China – Fashion retailer Shein has reportedly secured approval from China’s securities regulator for its planned Hong Kong initial public offering (IPO), marking a significant step forward in the company’s years-long pursuit of a public listing.
Reuters reported that the approval notice was published on the website of the China Securities Regulatory Commission (CSRC), allowing Shein to move ahead with investor roadshows and preparations for a listing committee hearing at the Hong Kong Stock Exchange.
The company, which confidentially filed for a Hong Kong IPO, has yet to publicly release its prospectus. Sources familiar with the matter told Reuters that Shein could target a listing as early as September or October.
The approval comes about a year after Shein sought Beijing’s clearance for the offering. Reuters reported that the Chinese government had treated the listing as politically sensitive amid controversies surrounding the company, including allegations over labour practices in its Chinese supply chain and other reputational issues.

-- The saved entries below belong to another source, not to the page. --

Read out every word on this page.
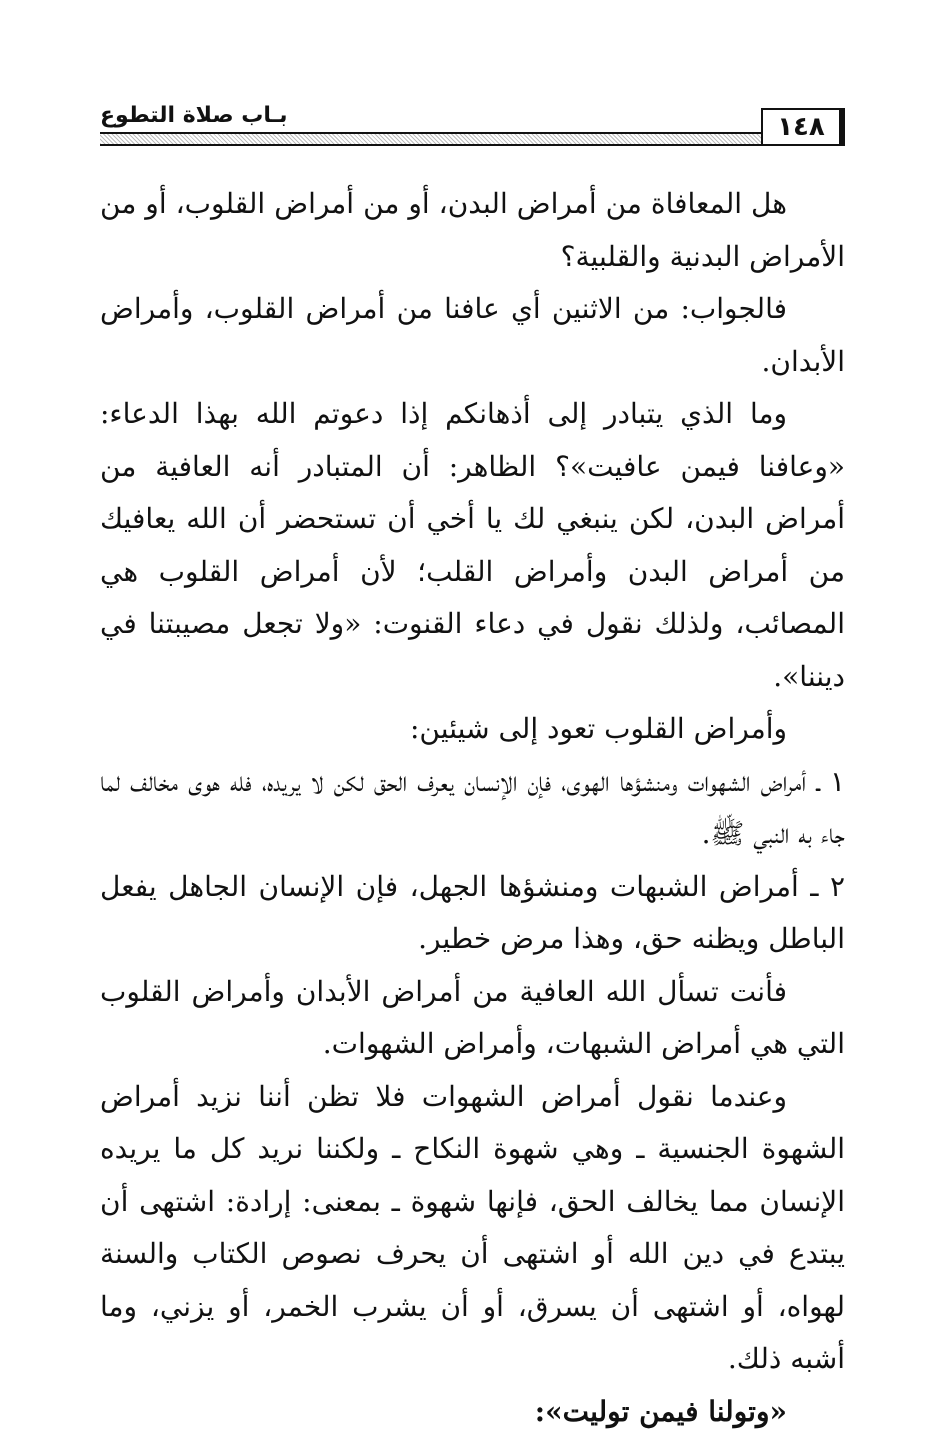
بـاب صلاة التطوع	١٤٨

هل المعافاة من أمراض البدن، أو من أمراض القلوب، أو من الأمراض البدنية والقلبية؟

فالجواب: من الاثنين أي عافنا من أمراض القلوب، وأمراض الأبدان.

وما الذي يتبادر إلى أذهانكم إذا دعوتم الله بهذا الدعاء: «وعافنا فيمن عافيت»؟ الظاهر: أن المتبادر أنه العافية من أمراض البدن، لكن ينبغي لك يا أخي أن تستحضر أن الله يعافيك من أمراض البدن وأمراض القلب؛ لأن أمراض القلوب هي المصائب، ولذلك نقول في دعاء القنوت: «ولا تجعل مصيبتنا في ديننا».

وأمراض القلوب تعود إلى شيئين:

١ ـ أمراض الشهوات ومنشؤها الهوى، فإن الإنسان يعرف الحق لكن لا يريده، فله هوى مخالف لما جاء به النبي ﷺ.

٢ ـ أمراض الشبهات ومنشؤها الجهل، فإن الإنسان الجاهل يفعل الباطل ويظنه حق، وهذا مرض خطير.

فأنت تسأل الله العافية من أمراض الأبدان وأمراض القلوب التي هي أمراض الشبهات، وأمراض الشهوات.

وعندما نقول أمراض الشهوات فلا تظن أننا نزيد أمراض الشهوة الجنسية ـ وهي شهوة النكاح ـ ولكننا نريد كل ما يريده الإنسان مما يخالف الحق، فإنها شهوة ـ بمعنى: إرادة: اشتهى أن يبتدع في دين الله أو اشتهى أن يحرف نصوص الكتاب والسنة لهواه، أو اشتهى أن يسرق، أو أن يشرب الخمر، أو يزني، وما أشبه ذلك.

«وتولنا فيمن توليت»:
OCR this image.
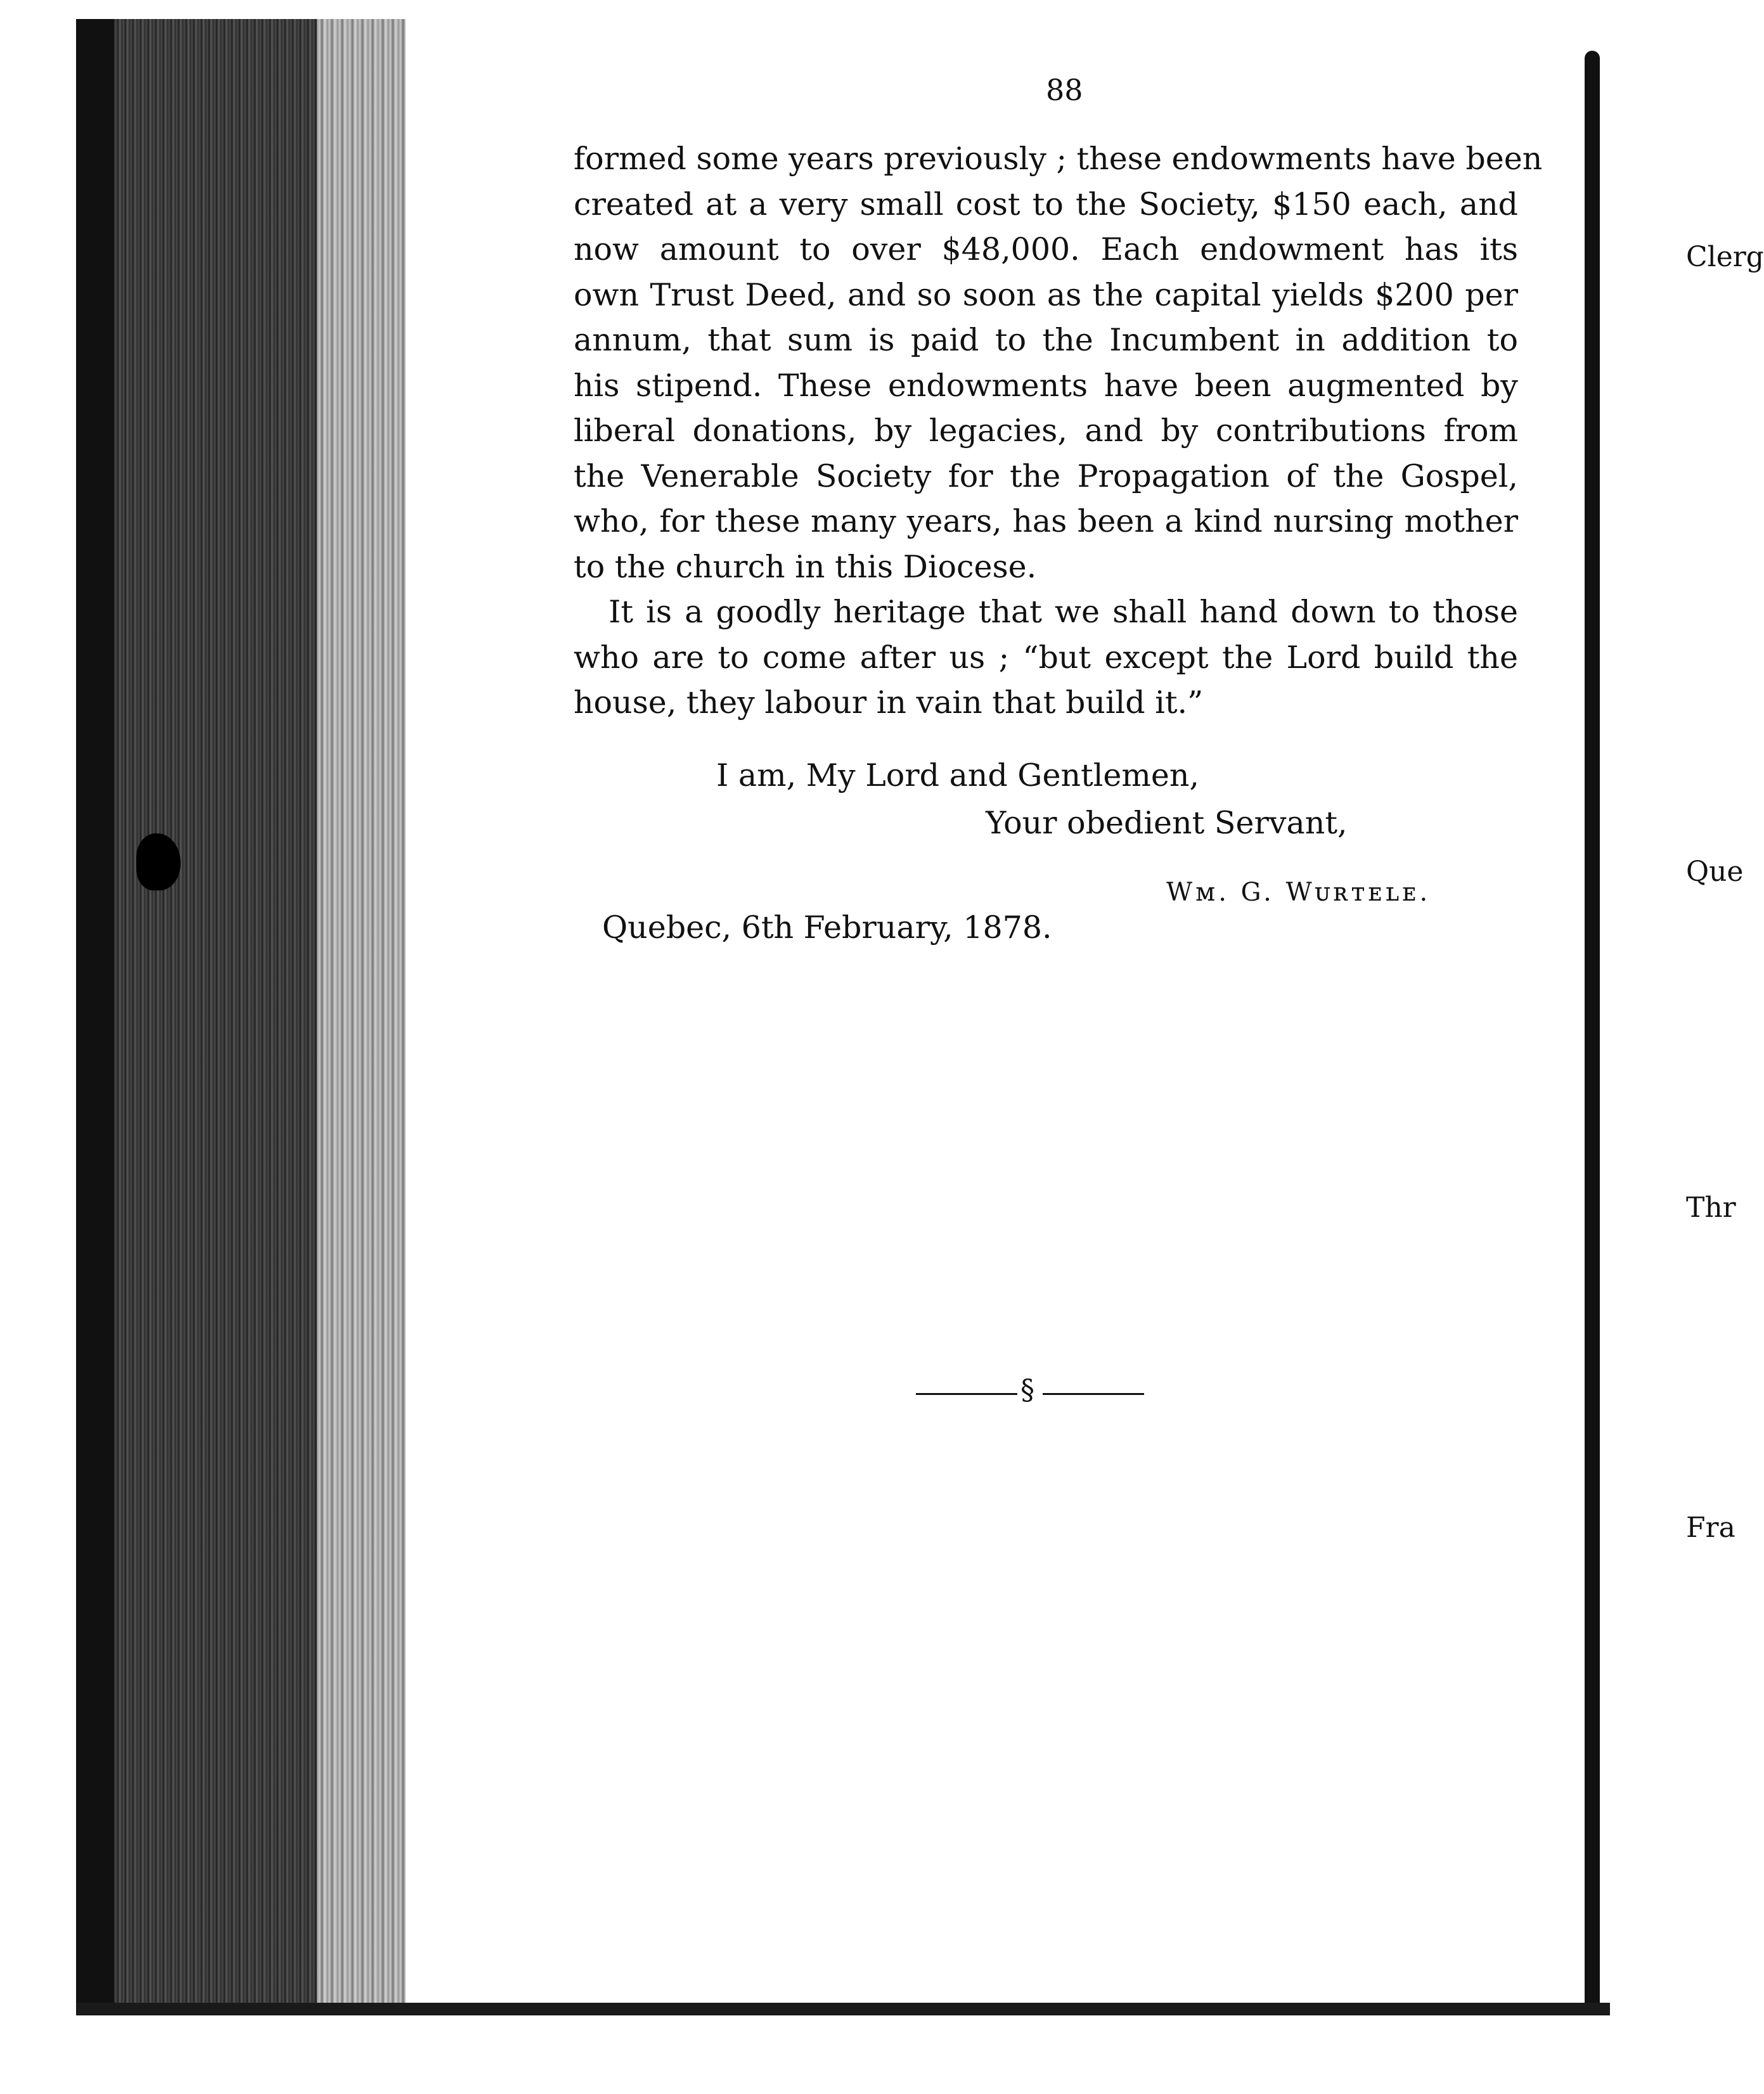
88

formed some years previously ; these endowments have been
created at a very small cost to the Society, $150 each, and
now amount to over $48,000. Each endowment has its
own Trust Deed, and so soon as the capital yields $200 per
annum, that sum is paid to the Incumbent in addition to
his stipend. These endowments have been augmented by
liberal donations, by legacies, and by contributions from
the Venerable Society for the Propagation of the Gospel,
who, for these many years, has been a kind nursing mother
to the church in this Diocese.

It is a goodly heritage that we shall hand down to those
who are to come after us ; “but except the Lord build the
house, they labour in vain that build it.”

I am, My Lord and Gentlemen,
Your obedient Servant,
Wᴍ. G. Wᴜʀᴛᴇʟᴇ.
Quebec, 6th February, 1878.
§
Clerg
Que
Thr
Fra
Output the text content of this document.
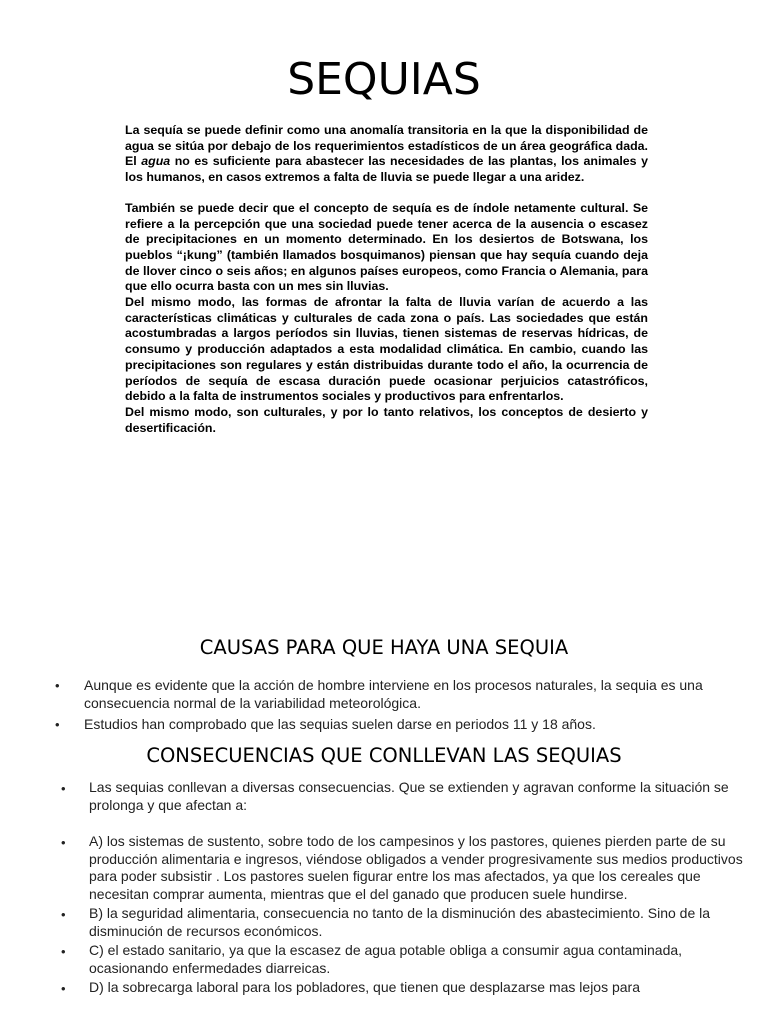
SEQUIAS

La sequía se puede definir como una anomalía transitoria en la que la disponibilidad de agua se sitúa por debajo de los requerimientos estadísticos de un área geográfica dada. El agua no es suficiente para abastecer las necesidades de las plantas, los animales y los humanos, en casos extremos a falta de lluvia se puede llegar a una aridez.

También se puede decir que el concepto de sequía es de índole netamente cultural. Se refiere a la percepción que una sociedad puede tener acerca de la ausencia o escasez de precipitaciones en un momento determinado. En los desiertos de Botswana, los pueblos “¡kung” (también llamados bosquimanos) piensan que hay sequía cuando deja de llover cinco o seis años; en algunos países europeos, como Francia o Alemania, para que ello ocurra basta con un mes sin lluvias.

Del mismo modo, las formas de afrontar la falta de lluvia varían de acuerdo a las características climáticas y culturales de cada zona o país. Las sociedades que están acostumbradas a largos períodos sin lluvias, tienen sistemas de reservas hídricas, de consumo y producción adaptados a esta modalidad climática. En cambio, cuando las precipitaciones son regulares y están distribuidas durante todo el año, la ocurrencia de períodos de sequía de escasa duración puede ocasionar perjuicios catastróficos, debido a la falta de instrumentos sociales y productivos para enfrentarlos.

Del mismo modo, son culturales, y por lo tanto relativos, los conceptos de desierto y desertificación.

CAUSAS PARA QUE HAYA UNA SEQUIA
• Aunque es evidente que la acción de hombre interviene en los procesos naturales, la sequia es una consecuencia normal de la variabilidad meteorológica.
• Estudios han comprobado que las sequias suelen darse en periodos 11 y 18 años.
CONSECUENCIAS QUE CONLLEVAN LAS SEQUIAS
• Las sequias conllevan a diversas consecuencias. Que se extienden y agravan conforme la situación se prolonga y que afectan a:
• A) los sistemas de sustento, sobre todo de los campesinos y los pastores, quienes pierden parte de su producción alimentaria e ingresos, viéndose obligados a vender progresivamente sus medios productivos para poder subsistir . Los pastores suelen figurar entre los mas afectados, ya que los cereales que necesitan comprar aumenta, mientras que el del ganado que producen suele hundirse.
• B) la seguridad alimentaria, consecuencia no tanto de la disminución des abastecimiento. Sino de la disminución de recursos económicos.
• C) el estado sanitario, ya que la escasez de agua potable obliga a consumir agua contaminada, ocasionando enfermedades diarreicas.
• D) la sobrecarga laboral para los pobladores, que tienen que desplazarse mas lejos para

A spokesperson for Shein declined to comment, Reuters said.
The Hong Kong IPO marks the latest chapter in Shein’s prolonged listing efforts. The company initially sought a U.S. IPO in late 2023 before shifting its focus to London, where Britain’s Financial Conduct Authority approved its draft prospectus. However, Reuters reported that the listing stalled after the CSRC withheld its approval.
Last year, Bloomberg reported that Shein had confidentially filed for a Hong Kong IPO after its London plans faltered. The publication also reported that the Singapore-headquartered retailer had explored establishing a mainland China holding company to help secure regulatory approval, although discussions were at an early stage and no decision had been made.
Bloomberg noted that despite being headquartered in Singapore, Shein remains subject to Chinese overseas listing rules because of its extensive operations and supplier network in China, making CSRC approval essential for any overseas IPO.